2007-07-16 - 5:43 p.m.

I went on vacation. I drank. I sat on the porch which was exactly 87 steps from the ocean (at high tide) and read and soaked up the sun and just had a magnificent time. I didn't get too trashed every day. But, I did drink something every day. Except maybe one day? I don't remember. I let myself go on a little PBR kick in "honor" of bathy - it was nice. I also got in touch with one of my EE buds. She's expecting me at a meeting this Thursday. So, I'm going. I mean, it's not like she's forcing me - I told her I need to go back. Because I am a freakin' nurse and I cannot be a drunk nurse.

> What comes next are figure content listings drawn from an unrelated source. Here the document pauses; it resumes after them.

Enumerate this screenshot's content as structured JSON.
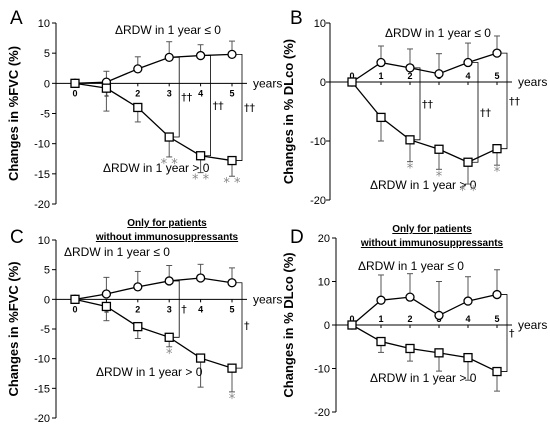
{
  "chart_data": [
    {
      "type": "line",
      "panel": "A",
      "ylabel": "Changes in %FVC (%)",
      "xlabel": "years",
      "ylim": [
        -20,
        10
      ],
      "yticks": [
        "10",
        "5",
        "0",
        "-5",
        "-10",
        "-15",
        "-20"
      ],
      "x": [
        0,
        1,
        2,
        3,
        4,
        5
      ],
      "xticks": [
        "0",
        "1",
        "2",
        "3",
        "4",
        "5"
      ],
      "series": [
        {
          "label": "ΔRDW in 1 year ≤ 0",
          "marker": "circle",
          "values": [
            0,
            0.2,
            2.4,
            4.3,
            4.6,
            4.8
          ],
          "err": [
            0,
            1.8,
            2.0,
            2.6,
            1.8,
            2.2
          ]
        },
        {
          "label": "ΔRDW in 1 year > 0",
          "marker": "square",
          "values": [
            0,
            -0.8,
            -4.0,
            -8.9,
            -12.0,
            -12.8
          ],
          "err": [
            0,
            3.8,
            2.4,
            3.3,
            2.8,
            2.6
          ]
        }
      ],
      "significance": [
        {
          "x": 3,
          "text": "††"
        },
        {
          "x": 4,
          "text": "††"
        },
        {
          "x": 5,
          "text": "††"
        }
      ],
      "stars": [
        {
          "x": 3,
          "text": "* *"
        },
        {
          "x": 4,
          "text": "* *"
        },
        {
          "x": 5,
          "text": "* *"
        }
      ]
    },
    {
      "type": "line",
      "panel": "B",
      "ylabel": "Changes in % DLco (%)",
      "xlabel": "years",
      "ylim": [
        -20,
        10
      ],
      "yticks": [
        "10",
        "0",
        "-10",
        "-20"
      ],
      "x": [
        0,
        1,
        2,
        3,
        4,
        5
      ],
      "xticks": [
        "0",
        "1",
        "2",
        "3",
        "4",
        "5"
      ],
      "series": [
        {
          "label": "ΔRDW in 1 year ≤ 0",
          "marker": "circle",
          "values": [
            0,
            3.3,
            2.4,
            1.4,
            3.3,
            4.9
          ],
          "err": [
            0,
            2.8,
            3.2,
            3.4,
            3.3,
            2.9
          ]
        },
        {
          "label": "ΔRDW in 1 year > 0",
          "marker": "square",
          "values": [
            0,
            -6.0,
            -9.8,
            -11.4,
            -13.6,
            -11.3
          ],
          "err": [
            0,
            4.0,
            3.7,
            3.4,
            3.7,
            2.8
          ]
        }
      ],
      "significance": [
        {
          "x": 2,
          "text": "††"
        },
        {
          "x": 4,
          "text": "††"
        },
        {
          "x": 5,
          "text": "††"
        }
      ],
      "stars": [
        {
          "x": 2,
          "text": "*"
        },
        {
          "x": 3,
          "text": "*"
        },
        {
          "x": 4,
          "text": "* *"
        },
        {
          "x": 5,
          "text": "*"
        }
      ]
    },
    {
      "type": "line",
      "panel": "C",
      "note": [
        "Only for patients",
        "without immunosuppressants"
      ],
      "ylabel": "Changes in %FVC (%)",
      "xlabel": "years",
      "ylim": [
        -20,
        10
      ],
      "yticks": [
        "10",
        "5",
        "0",
        "-5",
        "-10",
        "-15",
        "-20"
      ],
      "x": [
        0,
        1,
        2,
        3,
        4,
        5
      ],
      "xticks": [
        "0",
        "1",
        "2",
        "3",
        "4",
        "5"
      ],
      "series": [
        {
          "label": "ΔRDW in 1 year ≤ 0",
          "marker": "circle",
          "values": [
            0,
            0.9,
            2.1,
            3.1,
            3.6,
            2.8
          ],
          "err": [
            0,
            2.8,
            2.6,
            2.6,
            2.3,
            2.5
          ]
        },
        {
          "label": "ΔRDW in 1 year > 0",
          "marker": "square",
          "values": [
            0,
            -1.2,
            -4.6,
            -6.4,
            -9.9,
            -11.6
          ],
          "err": [
            0,
            2.4,
            2.0,
            1.6,
            4.9,
            4.0
          ]
        }
      ],
      "significance": [
        {
          "x": 3,
          "text": "†"
        },
        {
          "x": 5,
          "text": "†"
        }
      ],
      "stars": [
        {
          "x": 3,
          "text": "*"
        },
        {
          "x": 5,
          "text": "*"
        }
      ]
    },
    {
      "type": "line",
      "panel": "D",
      "note": [
        "Only for patients",
        "without immunosuppressants"
      ],
      "ylabel": "Changes in % DLco (%)",
      "xlabel": "years",
      "ylim": [
        -20,
        20
      ],
      "yticks": [
        "20",
        "10",
        "0",
        "-10",
        "-20"
      ],
      "x": [
        0,
        1,
        2,
        3,
        4,
        5
      ],
      "xticks": [
        "0",
        "1",
        "2",
        "3",
        "4",
        "5"
      ],
      "series": [
        {
          "label": "ΔRDW in 1 year ≤ 0",
          "marker": "circle",
          "values": [
            0,
            5.7,
            6.4,
            2.2,
            5.5,
            7.0
          ],
          "err": [
            0,
            5.8,
            5.4,
            7.8,
            5.6,
            5.7
          ]
        },
        {
          "label": "ΔRDW in 1 year > 0",
          "marker": "square",
          "values": [
            0,
            -3.8,
            -5.4,
            -6.4,
            -7.5,
            -10.7
          ],
          "err": [
            0,
            2.5,
            2.9,
            4.2,
            5.2,
            4.5
          ]
        }
      ],
      "significance": [
        {
          "x": 5,
          "text": "†"
        }
      ],
      "stars": []
    }
  ]
}
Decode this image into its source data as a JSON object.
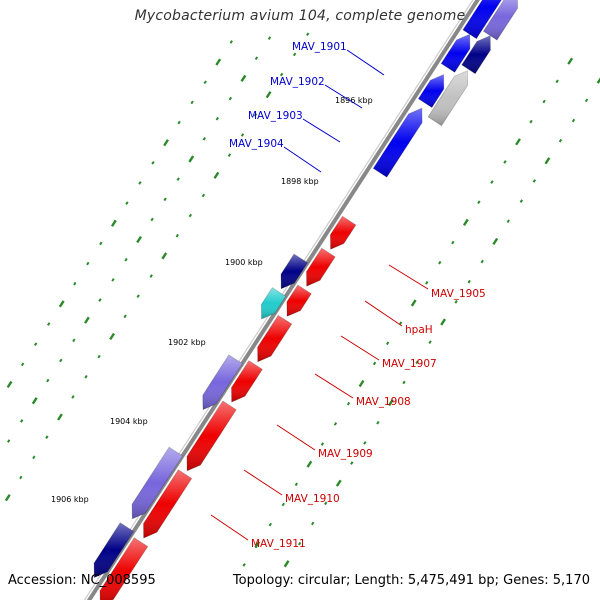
{
  "title": "Mycobacterium avium 104, complete genome",
  "footer": {
    "accession": "Accession: NC_008595",
    "summary": "Topology: circular; Length: 5,475,491 bp; Genes: 5,170"
  },
  "colors": {
    "forward": "#ee0000",
    "reverse": "#0000ee",
    "reverse_dark": "#000088",
    "reverse_light": "#7766dd",
    "highlight_cyan": "#22cccc",
    "pale": "#c0c0c0",
    "backbone": "#888888",
    "tick": "#2a8a2a",
    "label_forward": "#cc0000",
    "label_reverse": "#0000cc"
  },
  "ticks": [
    {
      "label": "1896 kbp"
    },
    {
      "label": "1898 kbp"
    },
    {
      "label": "1900 kbp"
    },
    {
      "label": "1902 kbp"
    },
    {
      "label": "1904 kbp"
    },
    {
      "label": "1906 kbp"
    }
  ],
  "genes": [
    {
      "name": "MAV_1901",
      "strand": "reverse"
    },
    {
      "name": "MAV_1902",
      "strand": "reverse"
    },
    {
      "name": "MAV_1903",
      "strand": "reverse"
    },
    {
      "name": "MAV_1904",
      "strand": "reverse"
    },
    {
      "name": "MAV_1905",
      "strand": "forward"
    },
    {
      "name": "hpaH",
      "strand": "forward"
    },
    {
      "name": "MAV_1907",
      "strand": "forward"
    },
    {
      "name": "MAV_1908",
      "strand": "forward"
    },
    {
      "name": "MAV_1909",
      "strand": "forward"
    },
    {
      "name": "MAV_1910",
      "strand": "forward"
    },
    {
      "name": "MAV_1911",
      "strand": "forward"
    }
  ]
}
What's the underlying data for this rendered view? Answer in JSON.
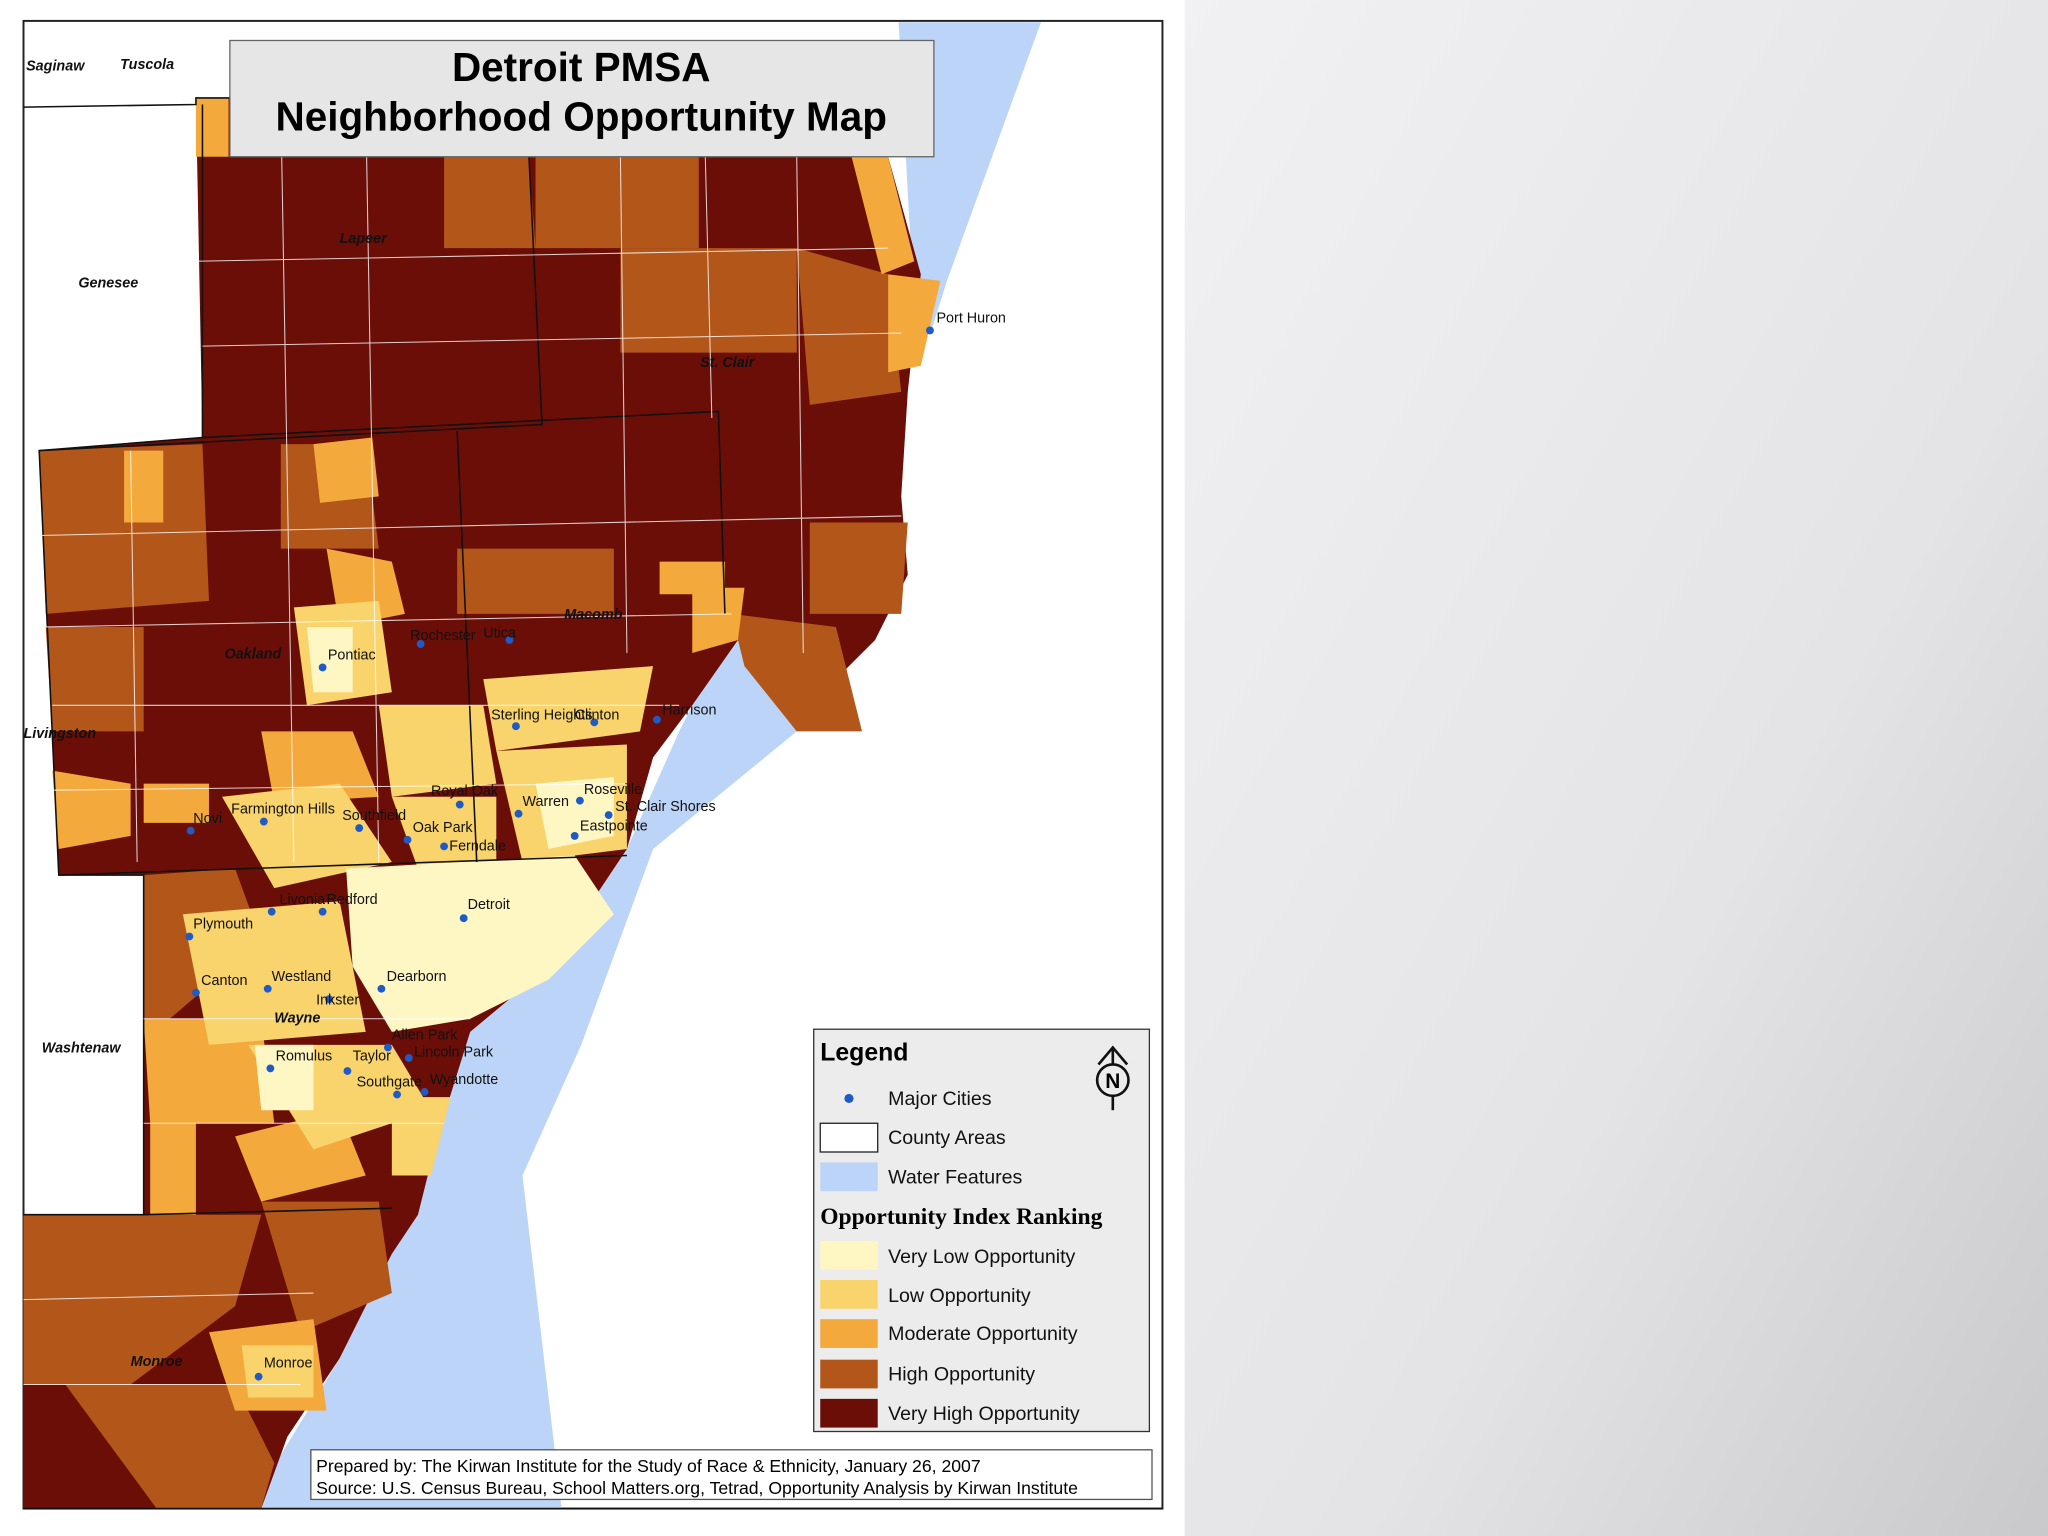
{
  "title": [
    "Detroit PMSA",
    "Neighborhood Opportunity Map"
  ],
  "counties": [
    "Saginaw",
    "Tuscola",
    "Genesee",
    "Lapeer",
    "St. Clair",
    "Macomb",
    "Oakland",
    "Livingston",
    "Washtenaw",
    "Wayne",
    "Monroe"
  ],
  "cities": [
    "Port Huron",
    "Pontiac",
    "Rochester",
    "Utica",
    "Sterling Heights",
    "Clinton",
    "Harrison",
    "Royal Oak",
    "Warren",
    "Roseville",
    "St. Clair Shores",
    "Eastpointe",
    "Farmington Hills",
    "Southfield",
    "Novi",
    "Oak Park",
    "Ferndale",
    "Livonia",
    "Redford",
    "Detroit",
    "Plymouth",
    "Canton",
    "Westland",
    "Dearborn",
    "Inkster",
    "Allen Park",
    "Romulus",
    "Taylor",
    "Lincoln Park",
    "Southgate",
    "Wyandotte",
    "Monroe"
  ],
  "legend": {
    "title": "Legend",
    "north": "N",
    "features": [
      "Major Cities",
      "County Areas",
      "Water Features"
    ],
    "ranking_title": "Opportunity Index Ranking",
    "ranking": [
      "Very Low Opportunity",
      "Low Opportunity",
      "Moderate Opportunity",
      "High Opportunity",
      "Very High Opportunity"
    ]
  },
  "credits": [
    "Prepared by: The Kirwan Institute for the Study of Race & Ethnicity, January 26, 2007",
    "Source: U.S. Census Bureau, School Matters.org, Tetrad, Opportunity Analysis by Kirwan Institute"
  ]
}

And, speaking of being a nurse, I got to go get my little immunizations and tuberculosis tests done today. And I got to fill out paperwork and get my picture taken and get fingerprinted. Oh, and I took a drug test and I passed. And so now, I am just realizing that I need to be responsible again. The fun is dun. So, I'm gonna stop again. After this week prolly. When I start bein' a nurse, I wanna start bein' a nurse. I don't want to have to question myself when I'm working with patients. I don't want to have to think, "Hmmm... is there any alcohol left in my system from my 7-beer chugfest lasta night? And, if so, should I REALLY be giving this kid chemotherapy right now?" No. I don't want to do that. To my patients or to me. Everyone is worth so much more than the BS that I'm putting myself through right now. Because I can't just have ONE beer. No. I gotta get drunk anytime alcohol touches my lips. What's the point of drinking if I don't? My brother can have one beer. He drinks it for the taste. Not the effects. My friends can have one beer. They do the same. Me? All I'm interested in is the escape and the fine line between being drunk and being so hammered you throw up.
Uh, so yeah. I went on vacation. It was fun. So fun that my mom and my brother decided at 9 p.m. on Friday that they weren't going to drive back on Saturday. Since I had my employee stuff to do today, I HAD to come back. So, they rented me a car. And I got to drive for 12 hours on Saturday. Now, I know why they call Na$car a sport. My body was so sore on Sunday it wasn't even funny. So, they will drive back on Wednesday. My only hope is that they don't die in an accident. That would just make this year a pretty shitty year. Yeah - I think things like that now: "Oh gee. I hope mom and Mark don't die in an accident on the way home." So, pray to the car gods that nothing that fucking crazy happens. Because I will then just want to kill myself. Seriously.